Num comunicado, o coordenador do Gabinete de Comunicação do Movimento para a Democracia (MpD, oposição), Lourenço Lopes, o partido a que pertence não consegue ter um posicionamento oficial perante a falta de clarificação do projecto, que o executivo de José Maria Neves anunciou em Janeiro último.

Na ocasião, o então ministro dos Assuntos Parlamentares cabo-verdiano, Rui Semedo, substituído segunda-feira última por Démis Lobo, salientou que o projecto de fusão seria apresentado até ao final deste ano, sem indicar mais pormenores.

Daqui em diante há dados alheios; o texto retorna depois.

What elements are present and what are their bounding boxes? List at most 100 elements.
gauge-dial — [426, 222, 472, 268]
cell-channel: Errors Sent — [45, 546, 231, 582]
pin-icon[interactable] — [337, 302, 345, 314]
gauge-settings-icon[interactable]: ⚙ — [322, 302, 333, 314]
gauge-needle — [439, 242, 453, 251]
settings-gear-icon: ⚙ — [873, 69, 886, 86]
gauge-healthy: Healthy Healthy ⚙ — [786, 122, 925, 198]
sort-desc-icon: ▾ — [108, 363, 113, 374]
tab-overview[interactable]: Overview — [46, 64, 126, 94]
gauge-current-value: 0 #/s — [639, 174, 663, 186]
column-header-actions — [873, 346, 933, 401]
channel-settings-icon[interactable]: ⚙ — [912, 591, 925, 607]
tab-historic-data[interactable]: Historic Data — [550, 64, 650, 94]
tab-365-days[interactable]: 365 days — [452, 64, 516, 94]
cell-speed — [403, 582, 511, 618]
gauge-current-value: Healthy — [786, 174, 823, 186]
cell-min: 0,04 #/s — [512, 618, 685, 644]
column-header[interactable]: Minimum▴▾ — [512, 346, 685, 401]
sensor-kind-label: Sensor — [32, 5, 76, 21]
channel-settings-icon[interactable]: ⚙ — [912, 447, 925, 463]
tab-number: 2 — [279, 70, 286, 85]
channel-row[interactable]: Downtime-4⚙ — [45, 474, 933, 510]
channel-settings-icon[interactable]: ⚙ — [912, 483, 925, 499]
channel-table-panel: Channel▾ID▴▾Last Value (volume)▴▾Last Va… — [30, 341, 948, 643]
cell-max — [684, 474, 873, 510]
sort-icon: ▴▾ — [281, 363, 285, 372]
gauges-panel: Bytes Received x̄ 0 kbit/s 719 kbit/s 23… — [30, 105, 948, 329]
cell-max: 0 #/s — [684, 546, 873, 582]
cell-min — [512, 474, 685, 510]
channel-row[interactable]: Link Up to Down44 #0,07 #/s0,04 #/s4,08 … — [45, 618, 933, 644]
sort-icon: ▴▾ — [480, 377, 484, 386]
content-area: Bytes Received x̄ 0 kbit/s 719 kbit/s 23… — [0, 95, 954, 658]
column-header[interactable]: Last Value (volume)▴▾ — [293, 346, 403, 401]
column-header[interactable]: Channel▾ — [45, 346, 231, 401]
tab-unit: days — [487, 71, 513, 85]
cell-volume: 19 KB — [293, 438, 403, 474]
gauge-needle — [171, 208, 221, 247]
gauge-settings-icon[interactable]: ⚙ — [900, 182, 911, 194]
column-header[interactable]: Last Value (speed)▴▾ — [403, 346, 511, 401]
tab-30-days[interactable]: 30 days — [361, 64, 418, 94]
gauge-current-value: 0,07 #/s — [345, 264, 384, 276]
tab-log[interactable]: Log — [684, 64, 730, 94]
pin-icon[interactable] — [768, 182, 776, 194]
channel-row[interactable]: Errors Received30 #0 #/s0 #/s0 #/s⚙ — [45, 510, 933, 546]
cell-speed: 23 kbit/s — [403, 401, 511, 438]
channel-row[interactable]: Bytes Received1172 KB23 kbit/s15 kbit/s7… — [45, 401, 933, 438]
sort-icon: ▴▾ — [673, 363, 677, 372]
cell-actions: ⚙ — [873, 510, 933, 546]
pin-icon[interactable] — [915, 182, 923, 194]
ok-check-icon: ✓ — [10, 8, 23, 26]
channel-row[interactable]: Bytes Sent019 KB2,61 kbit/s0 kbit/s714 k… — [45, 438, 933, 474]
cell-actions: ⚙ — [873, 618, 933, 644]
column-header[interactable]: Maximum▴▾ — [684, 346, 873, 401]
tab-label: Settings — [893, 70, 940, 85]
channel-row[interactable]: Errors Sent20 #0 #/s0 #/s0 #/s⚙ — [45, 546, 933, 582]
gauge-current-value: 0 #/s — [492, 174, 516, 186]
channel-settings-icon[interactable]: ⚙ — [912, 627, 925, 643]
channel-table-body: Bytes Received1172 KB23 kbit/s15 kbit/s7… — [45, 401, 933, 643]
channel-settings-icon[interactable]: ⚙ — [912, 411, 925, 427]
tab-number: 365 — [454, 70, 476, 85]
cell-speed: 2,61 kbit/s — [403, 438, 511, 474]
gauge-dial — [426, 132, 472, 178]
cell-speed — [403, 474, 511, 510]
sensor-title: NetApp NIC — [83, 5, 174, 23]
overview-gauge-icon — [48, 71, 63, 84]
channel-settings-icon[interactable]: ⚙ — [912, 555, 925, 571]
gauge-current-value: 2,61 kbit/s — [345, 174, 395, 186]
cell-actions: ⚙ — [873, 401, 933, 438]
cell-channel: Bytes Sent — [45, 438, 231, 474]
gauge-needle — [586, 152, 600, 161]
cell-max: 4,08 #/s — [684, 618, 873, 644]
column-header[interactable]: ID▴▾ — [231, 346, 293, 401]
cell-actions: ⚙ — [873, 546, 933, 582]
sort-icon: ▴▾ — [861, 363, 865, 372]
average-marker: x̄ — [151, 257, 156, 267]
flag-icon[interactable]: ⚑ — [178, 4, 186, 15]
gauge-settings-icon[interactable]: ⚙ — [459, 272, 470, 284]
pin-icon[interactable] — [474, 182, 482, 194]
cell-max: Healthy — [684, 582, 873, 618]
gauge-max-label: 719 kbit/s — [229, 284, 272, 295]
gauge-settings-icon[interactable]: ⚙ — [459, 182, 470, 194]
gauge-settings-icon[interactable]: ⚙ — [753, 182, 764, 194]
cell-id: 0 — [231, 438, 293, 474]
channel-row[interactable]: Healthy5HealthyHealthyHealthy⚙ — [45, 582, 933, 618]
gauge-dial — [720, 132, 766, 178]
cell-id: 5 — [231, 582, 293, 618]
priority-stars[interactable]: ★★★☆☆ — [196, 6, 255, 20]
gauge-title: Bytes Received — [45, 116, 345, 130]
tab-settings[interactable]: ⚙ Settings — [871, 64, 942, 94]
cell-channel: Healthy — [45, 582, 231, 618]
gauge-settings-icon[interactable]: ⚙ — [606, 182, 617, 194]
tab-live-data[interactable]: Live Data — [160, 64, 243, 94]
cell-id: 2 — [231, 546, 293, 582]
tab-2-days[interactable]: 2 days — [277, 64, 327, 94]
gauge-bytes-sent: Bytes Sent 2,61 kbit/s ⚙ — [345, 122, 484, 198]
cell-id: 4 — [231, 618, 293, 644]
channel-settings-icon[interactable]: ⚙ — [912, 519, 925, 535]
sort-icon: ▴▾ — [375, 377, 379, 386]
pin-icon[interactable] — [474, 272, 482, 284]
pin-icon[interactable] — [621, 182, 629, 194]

Um mês depois, em Fevereiro, a Inforpress deixou de contar com um conselho de administração, estando a gestão provisória a ser assegurada desde então pela jornalista Joana Olinda Miranda, quadro da RCV, que já desempenhou funções de chefe do departamento de informação e foi directora da emissora pública.

Segunda-feira última, após a posse dos novos membros do Governo na sequência de pequena remodelação ministerial de 18 deste mês, José Maria Neves, questionado pelos jornalistas sobre o assunto, nada adiantou, enquanto Démis Lobo não falou então à imprensa.

No entanto, três dias depois, e sem grandes pormenores, Démis Lobo acabou por falar sobre o tema e admitiu, “sem qualquer tipo de compromisso”, que o executivo pode vir a “reavaliar” o dossiê.

Hoje, no comunicado, saído na sequência de um encontro de Lourenço Lopes com os directores da Televisão de Cabo Verde (TCV), Júlio Rodrigues, e da Rádio de Cabo Verde (RCV), Anatólio Lima, o MpD exigiu a “clarificação” do projecto.

“Tal como noutras matérias relevantes para o país, o Governo tem demonstrado falta de clareza, ausência de sentido estratégico, resultante da instabilidade a nível da liderança política do sector. A visão estratégica para o sector não pode depender dos ministros que entram e saem. O sector da comunicação social tem sido o parente pobre dos vários governos do PAICV (Partido Africano da Independência de Cabo Verde, no poder desde 2001)”, afirmou.

Lourenço Lopes criticou também a “grande presença” das actividades do Governo nos diferentes serviços noticiosos das duas emissoras, congregadas na RTC, defendendo um tratamento ao líder do MpD, Ulisses Correia e Silva, equiparado ao do primeiro-ministro.

Lourenço Lopes sublinhou que os encontros com a comunicação social são “essenciais” para o estabelecimento de um “diálogo regular, aberto e leal” com os jornalistas, salientando que os partidos e os “media” são “elementos necessários e estruturantes” do sistema democrático.

Ao longo das próximas semanas o MpD vai continuar os contactos com outros órgãos de comunicação social do país, terminando a “ronda” com uma reunião com a Associação dos Jornalistas Cabo-Verdianos (AJOC).